IRL researcher honoured as pioneer of nano-scale
Media Release
9 November 2010
IRL researcher honoured as pioneer of the nano-scale
IRL scientist Shaun Hendy has been awarded the prestigious New Zealand Association of Scientists Research Medal for his pioneering work in the field of nanotechnology.
Dr Shaun Hendy received the honour, which acknowledges outstanding fundamental or applied research in the physical, natural or social sciences published by a scientist aged under 40, at a ceremony in Wellington last week.
Dr Hendy has pioneered, established and continued the transformational research area of theoretical nanotechnology in New Zealand.
His major research discoveries include identifying new solid-liquid phase behaviour induced from nano-scale collisions, and the classification of novel recoil behaviour of nano-particles. These new phenomena are absent from both the smaller atomic-scale, and from the larger macro-scale.

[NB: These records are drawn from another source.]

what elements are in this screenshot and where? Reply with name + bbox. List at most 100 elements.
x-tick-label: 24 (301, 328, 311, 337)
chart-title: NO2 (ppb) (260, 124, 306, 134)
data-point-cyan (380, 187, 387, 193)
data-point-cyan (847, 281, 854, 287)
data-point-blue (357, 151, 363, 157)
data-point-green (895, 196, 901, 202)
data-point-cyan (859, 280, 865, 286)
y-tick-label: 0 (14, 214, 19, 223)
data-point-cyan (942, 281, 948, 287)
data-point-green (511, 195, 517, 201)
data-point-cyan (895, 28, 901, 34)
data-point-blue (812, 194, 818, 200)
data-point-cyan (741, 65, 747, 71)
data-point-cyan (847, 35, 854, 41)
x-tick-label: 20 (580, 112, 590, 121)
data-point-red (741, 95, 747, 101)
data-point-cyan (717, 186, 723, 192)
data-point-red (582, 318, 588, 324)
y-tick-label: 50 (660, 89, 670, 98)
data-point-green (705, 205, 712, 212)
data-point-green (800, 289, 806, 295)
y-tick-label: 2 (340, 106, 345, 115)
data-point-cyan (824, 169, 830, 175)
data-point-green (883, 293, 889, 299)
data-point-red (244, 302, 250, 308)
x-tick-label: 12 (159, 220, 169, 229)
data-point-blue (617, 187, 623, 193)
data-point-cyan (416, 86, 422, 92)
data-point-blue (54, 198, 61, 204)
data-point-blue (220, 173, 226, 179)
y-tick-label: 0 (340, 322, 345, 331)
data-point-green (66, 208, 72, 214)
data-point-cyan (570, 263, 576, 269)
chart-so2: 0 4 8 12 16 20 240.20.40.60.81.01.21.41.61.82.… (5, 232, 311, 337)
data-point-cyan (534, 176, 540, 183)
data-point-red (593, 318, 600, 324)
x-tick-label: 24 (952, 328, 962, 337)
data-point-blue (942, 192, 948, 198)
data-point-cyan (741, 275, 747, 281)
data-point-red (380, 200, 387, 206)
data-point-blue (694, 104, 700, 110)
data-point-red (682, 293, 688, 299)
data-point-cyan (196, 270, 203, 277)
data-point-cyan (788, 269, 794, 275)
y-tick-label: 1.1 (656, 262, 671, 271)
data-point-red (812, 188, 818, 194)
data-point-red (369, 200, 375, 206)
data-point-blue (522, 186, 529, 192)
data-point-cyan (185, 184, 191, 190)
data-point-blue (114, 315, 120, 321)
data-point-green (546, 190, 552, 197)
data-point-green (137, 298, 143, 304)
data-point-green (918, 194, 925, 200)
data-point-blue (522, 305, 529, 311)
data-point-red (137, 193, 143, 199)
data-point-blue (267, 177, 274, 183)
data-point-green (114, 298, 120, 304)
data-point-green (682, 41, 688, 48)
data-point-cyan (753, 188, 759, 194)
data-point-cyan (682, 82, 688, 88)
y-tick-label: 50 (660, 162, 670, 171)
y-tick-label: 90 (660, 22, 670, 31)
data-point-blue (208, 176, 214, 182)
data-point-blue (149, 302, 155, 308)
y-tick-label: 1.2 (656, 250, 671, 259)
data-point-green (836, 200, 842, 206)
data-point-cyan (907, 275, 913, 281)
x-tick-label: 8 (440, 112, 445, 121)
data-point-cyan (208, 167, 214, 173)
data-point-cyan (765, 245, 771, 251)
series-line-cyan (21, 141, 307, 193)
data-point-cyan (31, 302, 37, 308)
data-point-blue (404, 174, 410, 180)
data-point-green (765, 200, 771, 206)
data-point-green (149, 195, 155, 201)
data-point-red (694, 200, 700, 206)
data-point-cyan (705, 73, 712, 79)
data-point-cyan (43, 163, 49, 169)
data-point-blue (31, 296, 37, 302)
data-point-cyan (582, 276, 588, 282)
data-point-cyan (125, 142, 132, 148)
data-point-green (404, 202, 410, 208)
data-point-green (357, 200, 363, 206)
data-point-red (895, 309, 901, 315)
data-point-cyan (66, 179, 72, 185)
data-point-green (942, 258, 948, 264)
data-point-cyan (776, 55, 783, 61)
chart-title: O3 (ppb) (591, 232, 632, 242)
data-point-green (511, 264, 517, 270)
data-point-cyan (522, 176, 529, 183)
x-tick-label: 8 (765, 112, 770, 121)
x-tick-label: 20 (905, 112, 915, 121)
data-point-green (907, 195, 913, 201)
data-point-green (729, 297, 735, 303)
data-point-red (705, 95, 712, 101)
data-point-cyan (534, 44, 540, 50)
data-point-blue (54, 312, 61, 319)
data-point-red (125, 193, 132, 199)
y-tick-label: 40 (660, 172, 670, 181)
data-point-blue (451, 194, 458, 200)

Dr Hendy has also discovered new physical laws at the nano-scale, for the drag between a liquid and a solid surface; and obtained new results for droplet entry into nano-tubes.
His IRL responsibilities have included successful application for, and management of over NZ$20M of research contracts. Dr Hendy is currently Deputy Director of the MacDiarmid Institute for Advanced Materials and Nanotechnology and has been employed at IRL since 1998, where he is a Distinguished Scientist.
Dr Hendy says he shares this award with a team of talented young scientists at IRL and the MacDiarmid Institute.
“Thanks to their enthusiasm and hard work, and the unique research environment provided by the MacDiarmid Institute, our work has had significant impact in New Zealand and overseas,” he says. “I must acknowledge the investment made by the MacDiarmid Institute in the Blue Fern Supercomputing Centre at the University of Canterbury, which has provided high performance computing resources for us since 2008.”
IRL CEO Shaun Coffey says Dr Hendy has demonstrated outstanding and far reaching scholarship and leadership in multiple scientific fields. “Dr Hendy’s work at IRL has led to applications in micro and nanofluidics, and in nanotechnology, and this award is a well deserved acknowledgement of the achievements of one of New Zealand’s finest young scientists.”